Autora: Emil. GII Getxo

Suena el Whatsapp (clin-clin), me despierto asustada. He dormido muy mal, la tensión, me la proporciona el viaje que iba a realizar a Bilbao.
Era mi hijo Aitor, que desde Alemania me indicaba que estaba a punto de embarcar en el avión dirección Madrid. Miro la hora. ”Dios mío” se me va a hacer tarde, tengo que ir al aeropuerto y coger la combinación del vuelo Alemania-Madrid-Bilbao, en la que coincidiré con mi hijo”.
Cogí un taxi por temor a llegar tarde, era la primera vez que viajaba en avión, y al llegar al aeropuerto, me hundí, al ver aquella monstruosidad de edificio, me temblaban las piernas, tenía el temor de no encontrar a mi hijo. A todas las personas que encontraba con uniforme les preguntaba-“¿El avión de Bilbao?”-fueron amables-“puerta 18”-me decían todos.
Cuando vi a mi hijo esperándome en la escalera de embarque, suspiré aliviada, nos fundimos en un fuerte abrazo, y los besos fueron tan sonoros que algunas personas nos miraban. No me importaba, llevaba seis meses sin verle.
El viaje fue tranquilo, pero cuando vamos acercándonos a Bilbao, el comandante nos advirtió, de los fuertes vientos que asolaban el aeropuerto de Loiu.

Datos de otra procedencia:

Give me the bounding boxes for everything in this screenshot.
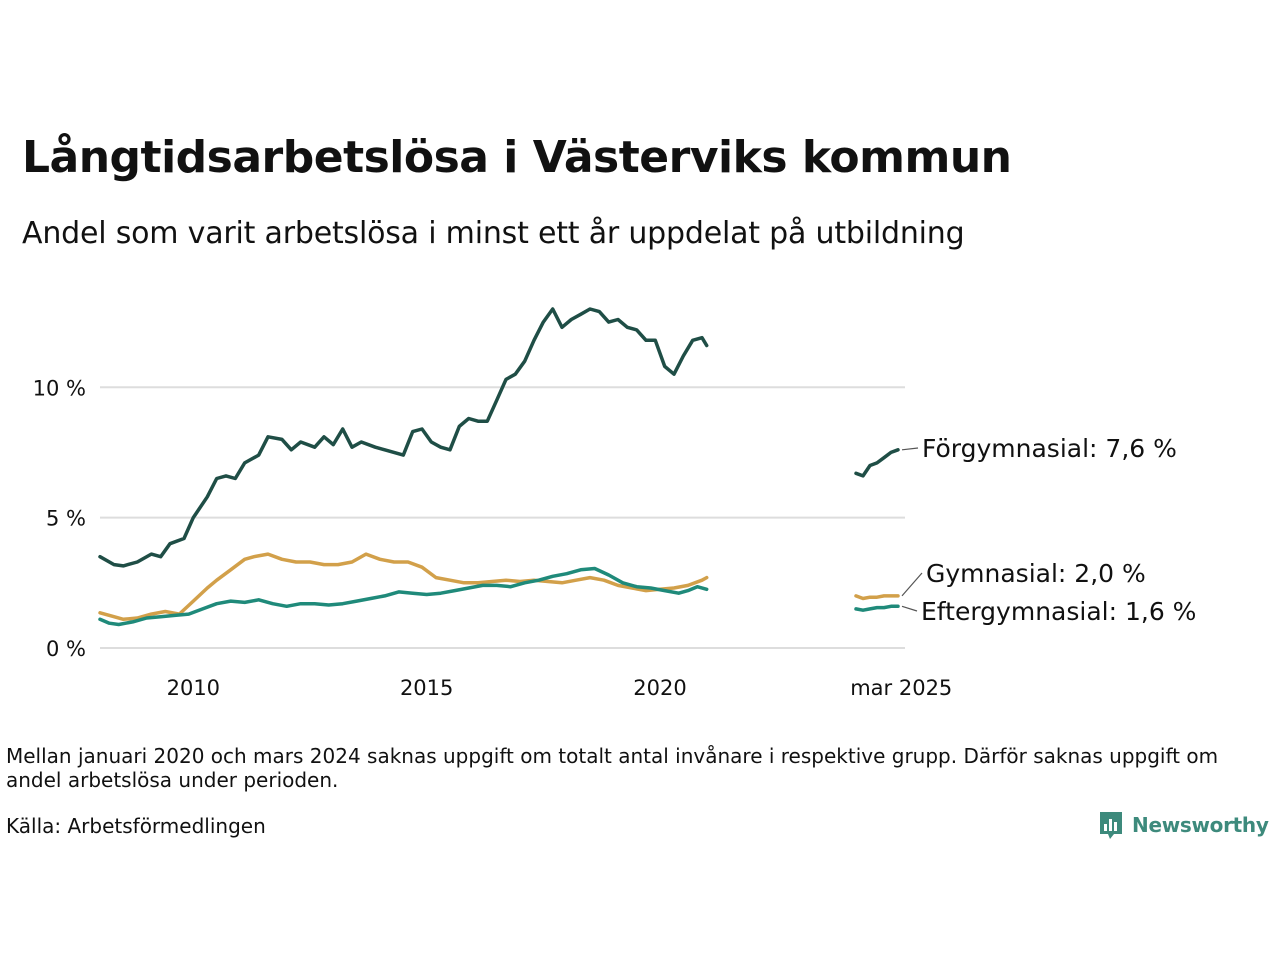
end-label-eftergymnasial: Eftergymnasial: 1,6 % [921,597,1196,626]
series-line-forgymnasial [854,448,900,478]
line-chart: 0 % 5 % 10 % 2010 2015 2020 mar 2025 Förgymna… [33,307,1196,700]
brand-name: Newsworthy [1132,813,1269,837]
chart-subtitle: Andel som varit arbetslösa i minst ett å… [22,216,965,251]
label-leader-line [901,447,919,451]
series-line-gymnasial [854,594,900,601]
y-tick-label: 0 % [46,637,86,661]
source-note: Källa: Arbetsförmedlingen [6,814,266,838]
y-axis: 0 % 5 % 10 % [33,376,86,661]
end-label-gymnasial: Gymnasial: 2,0 % [926,559,1146,588]
brand-logo: Newsworthy [1098,808,1269,842]
y-tick-label: 10 % [33,376,86,400]
y-tick-label: 5 % [46,507,86,531]
series-line-eftergymnasial [854,604,900,612]
label-leader-line [901,605,918,612]
x-tick-label: 2020 [633,676,686,700]
newsworthy-logo-icon [1100,812,1122,839]
series-lines [98,307,900,627]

-Ama sé valiente -dijo Aitor- esto no nos va a fastidiar las vacaciones. La tía Miren nos estará esperando en el aeropuerto.
Hacía quince años que ninguno de los dos nos acercábamos a Bilbao. La última vez fue con motivo del funeral del aitite Luis. Aquel viaje resultó muy doloroso. El aitite y la tía Miren vivían en Deusto, en la casa de la familia. Siempre había sido así.
Mientras el avión daba vueltas alrededor de Loiu intentando aterrizar, Aitor me preguntó: -¿Ama, estará todo en su sitio? ¿No?, fíjate bien por la ventanilla, y luego me dices lo que ves. Ama, no están los Altos Hornos, ni los Astilleros Euskalduna, donde aitite trabajó tantos años, no hay barcos por la ría, ni gabarras surcándola, no veo la entrada del río Galindo, ni la dársena de Galdames, donde había siempre muchos barcos para el desguace. ¡Está vacía!
Estoy contento por ver a la familia después de tantos años. Pero muy entristecido porque creo que no voy a reconocer Bilbao.